During civil litigation parents are directed into the courtroom because there is a need to fight over the issues at hand. Parents at this point spew every fear, negative fact and bad act the other parent has engaged in. Perception vs. reality, fear vs. fact. Its viewed by many in the legal profession as cathartic expression. Parents need to get these feelings off their chest.
For the day that parent might feel better. Heck for the day that parent may just get the relief they were entitled to. But where did we leave the parents? Did we make the situation in the future better or worse? What will be the reaction taken by the other parent? Positive or negative?

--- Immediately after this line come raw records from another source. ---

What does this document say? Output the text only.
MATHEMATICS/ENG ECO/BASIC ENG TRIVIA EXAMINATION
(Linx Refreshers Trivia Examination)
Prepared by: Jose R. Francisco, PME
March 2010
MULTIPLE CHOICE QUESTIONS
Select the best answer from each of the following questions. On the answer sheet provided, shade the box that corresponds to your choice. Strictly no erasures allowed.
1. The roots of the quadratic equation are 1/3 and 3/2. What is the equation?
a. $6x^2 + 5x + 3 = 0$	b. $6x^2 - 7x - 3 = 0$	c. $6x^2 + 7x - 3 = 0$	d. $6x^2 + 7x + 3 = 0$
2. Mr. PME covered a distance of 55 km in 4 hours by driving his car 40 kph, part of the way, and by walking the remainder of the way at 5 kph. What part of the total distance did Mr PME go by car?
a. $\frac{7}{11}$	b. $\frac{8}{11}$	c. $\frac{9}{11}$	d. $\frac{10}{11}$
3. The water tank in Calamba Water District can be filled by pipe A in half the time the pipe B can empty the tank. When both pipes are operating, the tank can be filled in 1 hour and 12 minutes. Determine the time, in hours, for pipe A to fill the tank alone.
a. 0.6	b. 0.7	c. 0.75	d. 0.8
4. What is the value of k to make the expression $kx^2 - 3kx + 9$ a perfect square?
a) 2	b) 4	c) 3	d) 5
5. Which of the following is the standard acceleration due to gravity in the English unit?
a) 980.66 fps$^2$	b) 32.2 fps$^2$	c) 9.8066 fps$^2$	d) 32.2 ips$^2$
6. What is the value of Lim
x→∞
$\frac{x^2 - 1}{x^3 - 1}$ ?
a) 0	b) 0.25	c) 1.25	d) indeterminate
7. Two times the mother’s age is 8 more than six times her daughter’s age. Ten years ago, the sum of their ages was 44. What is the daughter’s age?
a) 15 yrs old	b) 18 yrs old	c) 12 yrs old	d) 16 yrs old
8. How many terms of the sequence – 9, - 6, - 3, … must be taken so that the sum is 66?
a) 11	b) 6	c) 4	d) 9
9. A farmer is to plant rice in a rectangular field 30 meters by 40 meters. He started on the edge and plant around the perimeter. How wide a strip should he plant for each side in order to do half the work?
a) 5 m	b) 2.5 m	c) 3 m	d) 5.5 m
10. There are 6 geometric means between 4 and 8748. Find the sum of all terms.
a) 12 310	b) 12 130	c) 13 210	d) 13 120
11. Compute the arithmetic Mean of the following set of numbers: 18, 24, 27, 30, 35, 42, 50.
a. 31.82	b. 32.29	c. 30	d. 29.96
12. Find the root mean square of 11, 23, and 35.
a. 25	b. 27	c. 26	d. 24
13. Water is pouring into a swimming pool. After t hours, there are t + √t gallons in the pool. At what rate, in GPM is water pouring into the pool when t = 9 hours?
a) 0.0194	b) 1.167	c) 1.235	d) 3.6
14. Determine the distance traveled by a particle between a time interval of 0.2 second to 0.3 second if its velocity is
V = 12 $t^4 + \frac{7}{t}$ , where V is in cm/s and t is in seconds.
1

Cathartic expressions should be to fellow family members, to mental health professionals office OR to the mediator handling your case. Why you ask? So the other parent doesn’t have to hear every thought and concern that you have. So therapeutic direction and a little OBJECTIVITY can be provided.
A courtroom setting does not provide the intended benefit one seeks when they release their divorce demons. A courtroom setting ONLY enables or empowers the divorcing parent to stay in the moment, to express why they are right and the other parent wrong. A judge of course must validate one person’s concerns over the others. A court ultimately makes one parent right, the other wrong.
It is no surprise that parents who engage in continuous conflict at the courthouse become changed beings, ones that are filled with hatred, fear and disgust.
So if catharsis is an exorcism, consider a court room setting a failed exorcism, one in which we make the parent WORSE and not BETTER.